Bild: Sich näherzukommen, ist momentan zoomständlich
Yvonne Peters (26) staunt nicht schlecht, als sie die Schmetterlinge in
ihrem Bauch spürt, nur weil sie an den morgigen Arbeitstag denkt.
Insbesondere bei dem Gedanken an die Telefonkonferenz um elf Uhr und vor
allem einen ganz bestimmten Teilnehmer rührt sich in ihren Eingeweiden ein
ganzer Schwarm von Zitronenfaltern, Tagpfauenaugen und Schwalbenschwänzen.
Nicht viel anders geht es derweil Raymond Fraque (29), ihrem Kollegen aus
der Bilanzbuchhaltung, der normalerweise drei Schreibtische weiter sitzt
und seinerseits Yvonne mit stetig wachsendem Gefallen bei ihrer
mittäglichen Performance in der Telko beobachtet.
„Yvonne hat misch sofort Karussell gemacht, als isch sie das erste Mol
unfrisiert und ohne Lippenstift nebenher ihr Müsli schmatzong sah“,
schwärmt Fraque mit dem Bekenntnisdrang des Frischverliebten, während
Peters in den heimischen vier Wänden gluckst: „In dem Moment, als mir klar
wurde, dass sein süßer französischer Akzent nur gespielt ist, war’s um mich
geschehen!“
Raymond gesteht Yvonne abends über Whatsapp, dass zwar sein früh
verstorbener Vater Franzose war, er aber sonst deutschsprachig mitten in
Westfalen aufwuchs und die Sprache der Liebe nur aus dem Wörterbuch kennt;
Yvonne lacht sich kaputt.

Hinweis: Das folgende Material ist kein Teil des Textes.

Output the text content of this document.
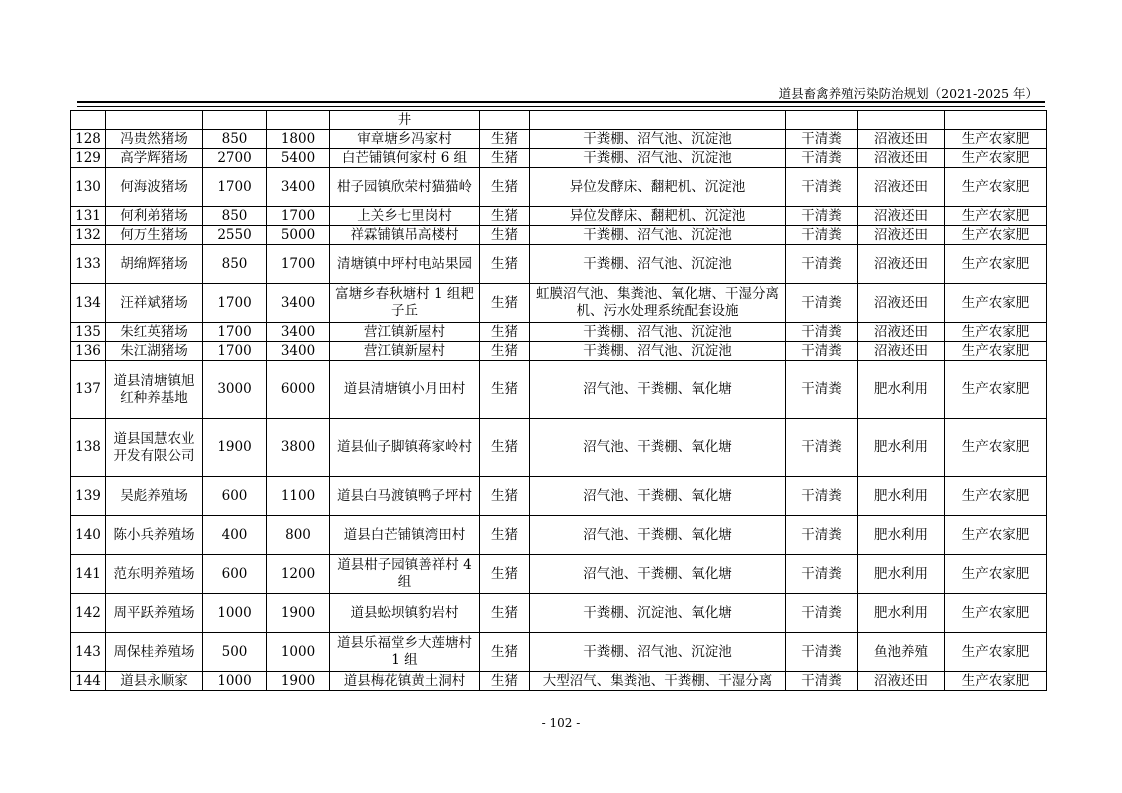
道县畜禽养殖污染防治规划（2021-2025 年）
				井					
128	冯贵然猪场	850	1800	审章塘乡冯家村	生猪	干粪棚、沼气池、沉淀池	干清粪	沼液还田	生产农家肥
129	高学辉猪场	2700	5400	白芒铺镇何家村 6 组	生猪	干粪棚、沼气池、沉淀池	干清粪	沼液还田	生产农家肥
130	何海波猪场	1700	3400	柑子园镇欣荣村猫猫岭	生猪	异位发酵床、翻耙机、沉淀池	干清粪	沼液还田	生产农家肥
131	何利弟猪场	850	1700	上关乡七里岗村	生猪	异位发酵床、翻耙机、沉淀池	干清粪	沼液还田	生产农家肥
132	何万生猪场	2550	5000	祥霖铺镇吊高楼村	生猪	干粪棚、沼气池、沉淀池	干清粪	沼液还田	生产农家肥
133	胡绵辉猪场	850	1700	清塘镇中坪村电站果园	生猪	干粪棚、沼气池、沉淀池	干清粪	沼液还田	生产农家肥
134	汪祥斌猪场	1700	3400	富塘乡春秋塘村 1 组耙子丘	生猪	虹膜沼气池、集粪池、氧化塘、干湿分离 机、污水处理系统配套设施	干清粪	沼液还田	生产农家肥
135	朱红英猪场	1700	3400	营江镇新屋村	生猪	干粪棚、沼气池、沉淀池	干清粪	沼液还田	生产农家肥
136	朱江湖猪场	1700	3400	营江镇新屋村	生猪	干粪棚、沼气池、沉淀池	干清粪	沼液还田	生产农家肥
137	道县清塘镇旭红种养基地	3000	6000	道县清塘镇小月田村	生猪	沼气池、干粪棚、氧化塘	干清粪	肥水利用	生产农家肥
138	道县国慧农业开发有限公司	1900	3800	道县仙子脚镇蒋家岭村	生猪	沼气池、干粪棚、氧化塘	干清粪	肥水利用	生产农家肥
139	吴彪养殖场	600	1100	道县白马渡镇鸭子坪村	生猪	沼气池、干粪棚、氧化塘	干清粪	肥水利用	生产农家肥
140	陈小兵养殖场	400	800	道县白芒铺镇湾田村	生猪	沼气池、干粪棚、氧化塘	干清粪	肥水利用	生产农家肥
141	范东明养殖场	600	1200	道县柑子园镇善祥村 4 组	生猪	沼气池、干粪棚、氧化塘	干清粪	肥水利用	生产农家肥
142	周平跃养殖场	1000	1900	道县蚣坝镇豹岩村	生猪	干粪棚、沉淀池、氧化塘	干清粪	肥水利用	生产农家肥
143	周保桂养殖场	500	1000	道县乐福堂乡大莲塘村 1 组	生猪	干粪棚、沼气池、沉淀池	干清粪	鱼池养殖	生产农家肥
144	道县永顺家	1000	1900	道县梅花镇黄土洞村	生猪	大型沼气、集粪池、干粪棚、干湿分离	干清粪	沼液还田	生产农家肥
- 102 -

Nun haben sie ein gemeinsames Geheimnis. Die
Geschichte nimmt über Skype ihren Lauf, zwei Tage später sind die beiden
ein Paar. Fortan genießt man das Gefühl der Verliebtheit und dass man bei
den Telkos nun gemeinsam als starkes Team auftreten kann.
Peters und Fraque sind kein Einzelfall. Unzählige weitere Paare finden in
diesen Tagen über ihre Videokonferenz-Software zusammen, sei es Zoom oder
Jitsi. Dabei sind die elektronischen Tools zur Anbahnung von Liebe
mustergültig: Ständige Pannen machen gemeinsam lachen, einfrierende Bilder
lehren Aufmerksamkeit und Bescheidenheit, die dauernden Tonstörungen sind
praktische Übungen, einander genau zuzuhören – wer wünschte sich nicht so
einen Partner!
## Projektionsfläche für allerlei Sehnsüchte
Seit anderthalb Monaten nämlich arbeitet Deutschlands Mittelschicht im
Homeoffice. Es war nur eine Frage der Zeit, bis sich viele Kolleginnen und
Kollegen mit ganz neuen Augen sehen – mit den Kameraaugen ihrer
Smartphones, Laptops oder Heim-PCs. Diese liefern, wie viele Singles
erfreut feststellen, ein unvollständiges, verwischtes Bild des anderen:
ideal als Projektionsfläche für allerlei Sehnsüchte und gut gegen
Hautunreinheiten und andere kleine Schönheitsfehler. Kein Wunder, dass die
Liebe im Homeoffice aufblüht wie eine Orchidee.
Jüngste Opfer der grassierenden Amor-Epidemie: Viola Wingen und Petra
Buskup, beide tätig in der PR-Abteilung eines angesehenen Abfallentsorgers
und erst gestern zusammengekommen. „Es … Krrk … ging so … Krrkkkkk …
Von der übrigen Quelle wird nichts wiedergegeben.